CEVAP: Öncelikle sorunuzun birinci bölümünde yer alan “vahyi gayri metluv” kavramı üzerinde durmak istiyoruz. Ne peygamberimizin ne de bir başkasının vahye uygun olan sözlerine “vahiydir” demek mümkün değildir.

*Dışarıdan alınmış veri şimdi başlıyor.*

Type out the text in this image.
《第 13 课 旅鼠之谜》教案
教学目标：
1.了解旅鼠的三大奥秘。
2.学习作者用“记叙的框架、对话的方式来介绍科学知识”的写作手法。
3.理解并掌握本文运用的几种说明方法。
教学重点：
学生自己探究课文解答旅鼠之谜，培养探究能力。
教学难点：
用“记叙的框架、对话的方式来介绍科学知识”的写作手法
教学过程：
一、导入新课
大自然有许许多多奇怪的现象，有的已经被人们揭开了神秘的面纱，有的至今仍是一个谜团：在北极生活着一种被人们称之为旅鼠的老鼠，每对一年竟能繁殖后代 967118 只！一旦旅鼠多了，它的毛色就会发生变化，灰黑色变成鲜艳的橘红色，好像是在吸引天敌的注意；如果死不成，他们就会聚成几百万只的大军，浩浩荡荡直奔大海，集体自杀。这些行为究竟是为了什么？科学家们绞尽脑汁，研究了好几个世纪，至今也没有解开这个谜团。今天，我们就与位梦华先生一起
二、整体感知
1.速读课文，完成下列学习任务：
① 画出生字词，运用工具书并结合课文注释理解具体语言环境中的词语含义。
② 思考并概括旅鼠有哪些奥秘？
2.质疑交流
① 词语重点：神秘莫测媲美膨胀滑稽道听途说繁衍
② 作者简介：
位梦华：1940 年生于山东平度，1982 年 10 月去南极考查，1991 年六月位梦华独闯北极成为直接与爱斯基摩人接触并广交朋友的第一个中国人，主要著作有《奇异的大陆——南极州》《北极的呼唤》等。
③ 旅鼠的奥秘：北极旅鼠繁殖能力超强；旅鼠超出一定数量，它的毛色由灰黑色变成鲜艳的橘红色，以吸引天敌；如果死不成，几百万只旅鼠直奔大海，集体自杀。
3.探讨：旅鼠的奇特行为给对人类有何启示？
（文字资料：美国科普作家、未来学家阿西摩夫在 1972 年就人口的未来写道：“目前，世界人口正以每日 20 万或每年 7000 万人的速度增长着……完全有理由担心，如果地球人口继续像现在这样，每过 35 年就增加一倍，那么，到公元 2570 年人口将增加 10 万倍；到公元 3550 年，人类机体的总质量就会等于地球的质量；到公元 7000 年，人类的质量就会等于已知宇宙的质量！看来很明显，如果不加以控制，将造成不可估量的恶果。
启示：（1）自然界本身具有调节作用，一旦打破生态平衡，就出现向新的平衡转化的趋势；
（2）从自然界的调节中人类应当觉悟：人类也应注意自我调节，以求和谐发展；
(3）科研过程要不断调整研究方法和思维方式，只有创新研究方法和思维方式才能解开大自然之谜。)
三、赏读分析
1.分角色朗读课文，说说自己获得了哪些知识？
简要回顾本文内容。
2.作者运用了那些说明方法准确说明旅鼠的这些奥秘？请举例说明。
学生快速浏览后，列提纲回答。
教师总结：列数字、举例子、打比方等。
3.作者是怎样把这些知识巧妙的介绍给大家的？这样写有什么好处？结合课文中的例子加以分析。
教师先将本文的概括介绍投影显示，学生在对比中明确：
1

Allah vahyine elçisinin şahsi gayretini bile karıştırmamak için, kendisine vahiy geldiğinde tekrar etmeye çalışan Peygamberi şöyle ikaz ediyor: “Cebrail sana Kur’an okurken, çabuk ezberlemek için acele edip onunla beraber söyleme, yalnız dinle. Muhakkak ki vahyolunanı kalbine yerleştirmek ve onu sana okutmak bize aittir. Biz onu Cebrail’e okuttuğumuz zaman, onun okumasını takip et. Sonra onu sana açıklamak bize düşer.” (75/16-19) Bunun ötesinde en ufak bir ilaveye bile şöyle karşılık veriyor: “Eğer o (Muhammed), Bize karşı, ona bazı sözler katmış olsaydı, Biz onu kuvvetle yakalardık, sonra onun şah damarını koparırdık. O zaman sizden hiç biriniz de buna Engel olamazdınız.” (69/44-48)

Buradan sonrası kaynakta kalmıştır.